Earlier this year, Scream, the fifth movie in the Scream franchise and sadly not titled 5cream, was a hit, earning $140 million against a $25 million budget. Even by non-pandemic standards, that is a solid success story. A successful reboot means the franchise has new life and Scream 6 is set to shoot later this summer for a March 31, 2023 release date. It will, however, proceed without Sidney Prescott herself. In a statement, Neve Campbell announced she won’t return for the new movie, saying, “Sadly, I won’t be making the next Scream film. […] As a woman I have had to work extremely hard in my career to establish my value, especially when it comes to Scream. I felt the offer that was presented to me did not equate to the value I have brought to the franchise.”

 

So, they lowballed her. And before anyone says, “Well, yeah, but…” and points out the state of Neve Campbell’s career, 1) she works steadily and is, in fact, currently starring on The Lincoln Lawyer on Netflix, the #3 show in the US as of this writing. I know we can’t really trust Netflix’s self-reported metrics, and no one actually knows what they mean when they call something a “hit”, but The Lincoln Lawyer has been charting since it premiered, which does mean people are watching it. She’s also set to star alongside Will Arnett in an adaptation of Twisted Metal, so she’s busy. She might not be the most famous person on the planet, but Neve Campbell is not hurting for work. And 2) Scream (2022) was sold largely on the concept of Campbell and the other OG cast members returning. She was an integral part of relaunching the franchise. 

 

Given both of those factors, and a reasonable expectation of success given the fifth movie’s rejuvenated box office, it’s not outrageous to ask for more—better—money. That’s what we do in our jobs, right? We do a good job and ask for raises and promotions and whatnot. Or, we should. Women are often discouraged from doing so, told, implicitly and explicitly, not to rock the boat by being “demanding”, which is just a demeaning word for “assertive”. But we SHOULD be encouraging more women to do this, to know their worth and ask for it. And, if you are in a position to do so, to walk when the offer isn’t good enough.

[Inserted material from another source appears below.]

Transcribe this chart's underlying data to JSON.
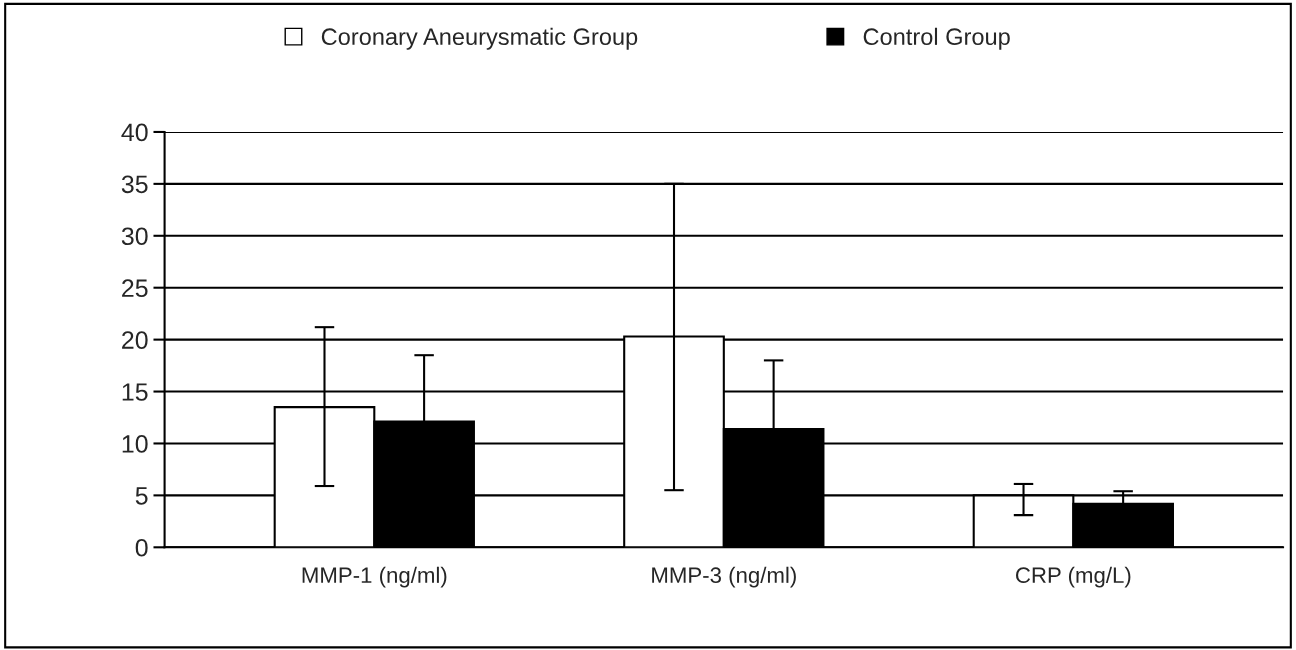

Campbell’s Scream co-star David Arquette called her departure “unfortunate”, and said, “It’s all business in a way. They have to balance all these elements to fit a budget and produce a film.” He’s not wrong, but also, back-end bonuses exist. This is what they’re for, even, to offload a portion of an actor’s salary onto revenue, keeping the overhead down on the production. However, back in 2020, Campbell and her fellow scream queen Jamie Lee Curtis talked compensation and both noted they didn’t get back-end participation on their iconic horror franchises, despite the long-running and highly commercialized aspects of those franchises. Campbell said, There’s always the promise of back end. And then, of course, it’s drowned in publicity and costs and all the reasons they say, ‘Oh, actually no, we didn’t make the amount of money that we’re claiming we made in all the press, so that we don’t have to give you that,’ unfortunately. It was the Weinsteins.”

 

I mean, Bob and Harvey Weinstein were hardly the only producers to screw talent out of bonuses based on shady Hollywood math. It’s such a standard of the industry, “Hollywood accounting” is a joke people make all the time, but it’s hardly surprising they would partake in the practice. 

Curtis added, “The industry has no problem when a man makes millions of dollars on something that’s a franchise. […] We as a society go, ‘Good on ya!’ But then if a woman says, ‘Well, I would like that same piece of the pie,’ I think people would think you’re being greedy, or you’re not being grateful.”

See also: ScarJo vs. Disney for a perfect, recent encapsulation of that phenomenon. But this is also what I mean, that people tend to blame a woman for asking for more, asking “to make equal”, as Campbell said, rather than condemn a system founded on such inequity. So good on Neve Campbell for knowing her worth, asking for her worth, and walking when she didn’t feel valued.